Depending on areas that you would like to improve in your business, there are several types of KPIs; financial, operational or growth. For example, you can track your debt level if debt is one of your financial problems. Or if you want to improve your operational level, you can track how long you have to store your products in your inventory before they are sold. Alternatively, if growth is what you are after, you can always track the number of new customers you gain by weekly, monthly or quarterly basis.

 

4. Coaching the performance

SMEs are less hierarchical in nature, hence it is easier to use the coaching technique to communicate with your employees and provide continuous informal feedback directly to them throughout the year. For example, you can verbally praise your employee on a job well done when he or she secures a good sales call. This form of informal feedback works as a reminder for them to continuously be better at their work and assures them that their hard work would always be recognised.

SMEs generally also have the flexibility when it comes to formal feedback. This can be done during annual performance appraisals or even any time of the year if you have an open-door policy with your employees, where they should be able to easily set a face-to-face meeting with you.

 

5. Performance evaluation – setting the performance ratings

This next step would affect your employees the most. The way you deliver your evaluation and recognition would impact your overall staff engagement and productivity level so be sure you conduct this carefully.

You can evaluate the performance of your staff and set them according to the ratings such as:

Exceeds Expectations: When your staff outperforms in his or her tasks throughout the year, consistently exceeding the expectations and the requirements of his or her role.

Meets Expectations: When your staff meets the expectations and has demonstrated an acceptable work performance for his or her role.

Requires Improvement: When your staff unfortunately is unable to meet the minimum expectations and requirements for the position.

Under Expectations: When your staff’s performance is way below standard with regard to the expectations and the requirements of the position.

You must always be able to explain the overall performance rating to the employees. Employees must have a clear understanding of why they were given such rating and how or what they should do when there is a need for them to improve themselves in their performance.
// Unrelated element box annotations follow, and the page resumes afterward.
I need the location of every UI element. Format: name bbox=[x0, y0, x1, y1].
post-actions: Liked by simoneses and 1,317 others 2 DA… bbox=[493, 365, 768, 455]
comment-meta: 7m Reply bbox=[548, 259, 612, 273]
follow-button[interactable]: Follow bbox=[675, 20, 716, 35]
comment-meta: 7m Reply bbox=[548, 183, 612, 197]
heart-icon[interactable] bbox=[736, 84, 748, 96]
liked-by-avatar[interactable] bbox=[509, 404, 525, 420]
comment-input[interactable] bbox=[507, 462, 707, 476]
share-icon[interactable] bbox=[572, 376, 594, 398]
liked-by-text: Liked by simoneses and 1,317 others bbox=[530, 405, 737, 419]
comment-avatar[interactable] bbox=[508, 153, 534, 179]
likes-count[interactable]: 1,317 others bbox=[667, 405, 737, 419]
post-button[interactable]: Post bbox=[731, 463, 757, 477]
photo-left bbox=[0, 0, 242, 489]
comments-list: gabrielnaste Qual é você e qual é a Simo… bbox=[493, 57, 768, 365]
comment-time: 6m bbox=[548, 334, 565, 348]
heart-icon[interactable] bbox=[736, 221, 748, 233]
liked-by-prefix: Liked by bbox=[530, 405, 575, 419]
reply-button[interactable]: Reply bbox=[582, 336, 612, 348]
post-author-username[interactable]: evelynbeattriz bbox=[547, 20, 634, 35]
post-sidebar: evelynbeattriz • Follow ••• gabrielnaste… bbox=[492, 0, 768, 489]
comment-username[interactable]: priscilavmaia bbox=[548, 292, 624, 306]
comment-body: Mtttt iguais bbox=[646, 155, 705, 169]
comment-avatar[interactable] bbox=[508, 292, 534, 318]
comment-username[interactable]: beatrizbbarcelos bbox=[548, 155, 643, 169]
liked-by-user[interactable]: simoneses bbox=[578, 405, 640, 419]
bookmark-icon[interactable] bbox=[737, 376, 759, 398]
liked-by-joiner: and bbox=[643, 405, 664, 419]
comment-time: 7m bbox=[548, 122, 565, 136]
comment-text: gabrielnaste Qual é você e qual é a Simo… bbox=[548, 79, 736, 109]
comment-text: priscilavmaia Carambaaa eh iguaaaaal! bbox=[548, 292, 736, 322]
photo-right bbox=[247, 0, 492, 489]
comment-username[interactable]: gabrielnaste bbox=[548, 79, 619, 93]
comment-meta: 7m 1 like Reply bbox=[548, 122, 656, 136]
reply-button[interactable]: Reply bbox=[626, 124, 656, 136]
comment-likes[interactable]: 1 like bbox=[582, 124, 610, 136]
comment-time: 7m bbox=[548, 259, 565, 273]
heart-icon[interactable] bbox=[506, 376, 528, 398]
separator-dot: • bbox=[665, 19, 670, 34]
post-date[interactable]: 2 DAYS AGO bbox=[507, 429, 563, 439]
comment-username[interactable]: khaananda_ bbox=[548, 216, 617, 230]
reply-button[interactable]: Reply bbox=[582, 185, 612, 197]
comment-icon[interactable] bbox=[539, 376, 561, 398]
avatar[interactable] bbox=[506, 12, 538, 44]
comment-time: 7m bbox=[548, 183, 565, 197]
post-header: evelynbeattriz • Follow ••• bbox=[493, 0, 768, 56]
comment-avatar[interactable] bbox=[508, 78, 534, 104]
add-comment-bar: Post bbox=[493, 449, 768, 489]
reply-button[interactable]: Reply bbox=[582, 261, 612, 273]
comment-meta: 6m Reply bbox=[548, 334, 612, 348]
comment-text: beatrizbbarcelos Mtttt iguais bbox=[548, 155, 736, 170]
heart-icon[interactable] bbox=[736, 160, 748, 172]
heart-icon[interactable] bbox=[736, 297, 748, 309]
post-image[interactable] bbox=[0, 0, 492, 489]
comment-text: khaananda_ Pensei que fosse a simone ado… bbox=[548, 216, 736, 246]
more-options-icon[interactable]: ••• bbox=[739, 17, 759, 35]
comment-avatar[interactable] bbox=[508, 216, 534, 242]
Once you have identified employees who are underperforming, you would have to start crafting a performance improvement plan (PIP) to manage underperforming employees. The first step is to identify the root problem. From there you can start to jointly devise a solution with the employee. For example, if you have identified that an employee is having difficulty in completing tasks according to the required standards due to a lack of skills and capabilities, consider providing extra training to the employee as part of his or her PIP.

 

6. Analysing and understanding the effectiveness of your strategies

At the end of a financial year, you need to review the effectiveness of your performance management system. This includes how the system has helped your business in terms of your initial ROI, identifying the top performers among your employees, how you can help underperforming employees, KPIs that require improvement or other new areas in the business that need your immediate attention.

 

The bottom-line is, having an effective performance management system is important for any form of business, no matter how large or small. As businesses grow and the need to improve staff engagement increases, having a robust performance management system and knowing when to provide constructive feedback to your employees will not only bring benefits to your business but allows you to make the most of the talent in your company.